I can’t believe that it’s that time again. I know I’ve been quite busy this year, but that still doesn’t explain why, as I get older, Christmas becomes less and less of an eagerly awaited day.

Don’t get me wrong; I enjoy the festive season (wild, all-consuming hordes of shoppers aside), and I definitely sync with the whole “peace and goodwill to all” vibe that the holidays bring. Any day that gets us a-lovin’ each other is a good day to me. But where did my Christmas spirit go?

A Chinese-Canadian Christmas

When I was a kid, we used to almost explode from pre-Christmas excitement. My family has always celebrated a straight up, religion-free Christmas: artifical tree, turkey in the oven, family gatherings, and lots of photographs were the annual touchstones of the season. We’d hang fake-fur stockings by the front door mantle (my oldest brother Chris somehow getting the biggest one), and my dad would blast the excruciatingly saccharine A James Last Christmas over and over again until cotton candy popped out of my ears.

My mom would slowly add to a burgeoning pile of wrapped presents under our Eaton’s special Christmas tree, until the anticipation of the 25th was almost too much to bear. I think my younger sister and I, being much younger than my older brothers, would start shimmying with excitement around the 14th or so. Our vibrations would get increasingly kinetic until Christmas Eve, where we would be almost humming with eagerness.

Where coal starts to appear everywhere

Of course, looking back I realize that a large portion of my “holiday spirit” was actually just the anticipation of wildly rending wrapping paper (and that truly was it; I seem to remember my parents wrapping a few extra boxes with nothing in them just to appease our insatiable urge to unwrap things). As I got older and moved away from the city, the holidays became more about reuniting with the family and the warming glow of friends and festivities.

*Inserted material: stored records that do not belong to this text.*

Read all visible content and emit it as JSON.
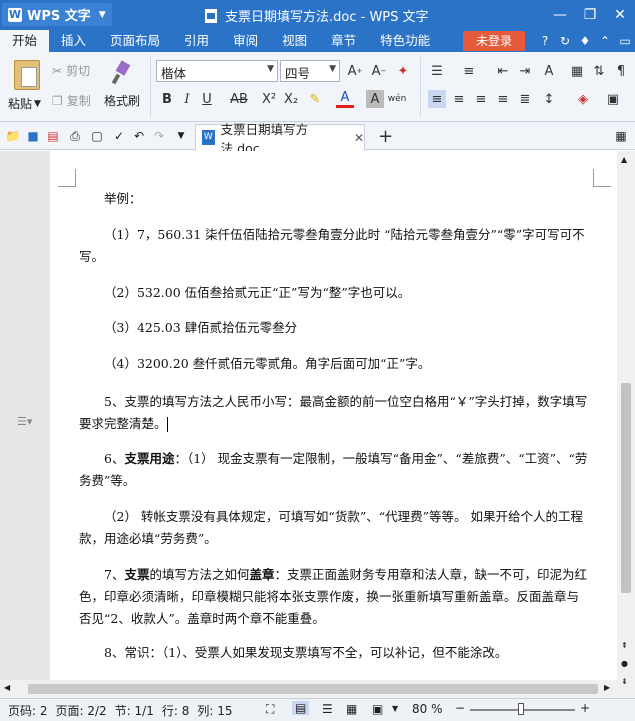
{
  "titlebar": {
    "app_name": "WPS 文字",
    "doc_title": "支票日期填写方法.doc - WPS 文字"
  },
  "menu": {
    "items": [
      "开始",
      "插入",
      "页面布局",
      "引用",
      "审阅",
      "视图",
      "章节",
      "特色功能"
    ],
    "login": "未登录"
  },
  "ribbon": {
    "paste": "粘贴",
    "cut": "剪切",
    "copy": "复制",
    "format_painter": "格式刷",
    "font_name": "楷体",
    "font_size": "四号"
  },
  "tabs": {
    "doc_tab": "支票日期填写方法.doc"
  },
  "document": {
    "p1": "举例：",
    "p2": "（1）7，560.31 柒仟伍佰陆拾元零叁角壹分此时 “陆拾元零叁角壹分”“零”字可写可不写。",
    "p3": "（2）532.00 伍佰叁拾贰元正“正”写为“整”字也可以。",
    "p4": "（3）425.03 肆佰贰拾伍元零叁分",
    "p5": "（4）3200.20 叁仟贰佰元零贰角。角字后面可加“正”字。",
    "p6": "5、支票的填写方法之人民币小写：最高金额的前一位空白格用“￥”字头打掉，数字填写要求完整清楚。",
    "p7_a": "6、",
    "p7_b": "支票用途",
    "p7_c": "：（1） 现金支票有一定限制，一般填写“备用金”、“差旅费”、“工资”、“劳务费”等。",
    "p8": "（2） 转帐支票没有具体规定，可填写如“货款”、“代理费”等等。 如果开给个人的工程款，用途必填“劳务费”。",
    "p9_a": "7、",
    "p9_b": "支票",
    "p9_c": "的填写方法之如何",
    "p9_d": "盖章",
    "p9_e": "：支票正面盖财务专用章和法人章，缺一不可，印泥为红色，印章必须清晰，印章模糊只能将本张支票作废，换一张重新填写重新盖章。反面盖章与否见“2、收款人”。盖章时两个章不能重叠。",
    "p10": "8、常识：（1）、受票人如果发现支票填写不全，可以补记，但不能涂改。"
  },
  "status": {
    "page_num": "页码: 2",
    "pages": "页面: 2/2",
    "section": "节: 1/1",
    "row": "行: 8",
    "col": "列: 15",
    "zoom": "80 %"
  }
}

Christmas WindowIn the last few years, though, Christmas has just stopped… being. It’s stopped being the gigantic pink elephant behind the door that we can’t wait to see, and instead become just another holiday. The clincher this year was my brothers’ decision (made by them without any consultation with the rest of us) that they wouldn’t exchange gifts with the rest of us; just for my parents, and for my nephew. Bah humbug, indeed.

The truth of the matter is, even with the joy that the holidays bring, Christmas makes me feel a little sad. I look back on the innocence and the wide-eyed enthusiasm that I used to have for the season and wonder where that kid has gone. With the increasingly frequent excursions that work undertakes on almost everything else in my life, I haven’t had much time this year to luxuriate in the warmth of the season.

The Yule, they are a-changin’

I’m deeply thankful for many things, though, and I suppose that’s what the holidays bring to me more and more each year: appreciation. I’m thankful that I have a wonderful and loving girlfriend and cat family. I thankful for the continuing health and happiness of my parents and the rest of my family, and for the friendships that I’ve made over the years that continue to bring surprise, laughter, and delight. And I’m thankful that I’m gainfully employed, and that I enjoy working in a place where I can make a difference.

Now that I’ve written these things, I realize that it’s not that Christmas has changed; I have. It’s no longer about a two-week buzz of anticipation, and it’s no longer about the gifts or the ripping of wrapping paper. It’s a continuing cycle of happiness, fraternity, and warmth that weaves its way through the entire year, and Christmas is just a day that we allow ourselves to appreciate what we have.

In that sense, I am truly lucky.

Happy Holidays to all of the Hoovillians

Happy holidays to everyone that visits here and sends me e-mails or comments - you know who you are, and you make all of this fun, interesting, and fulfilling.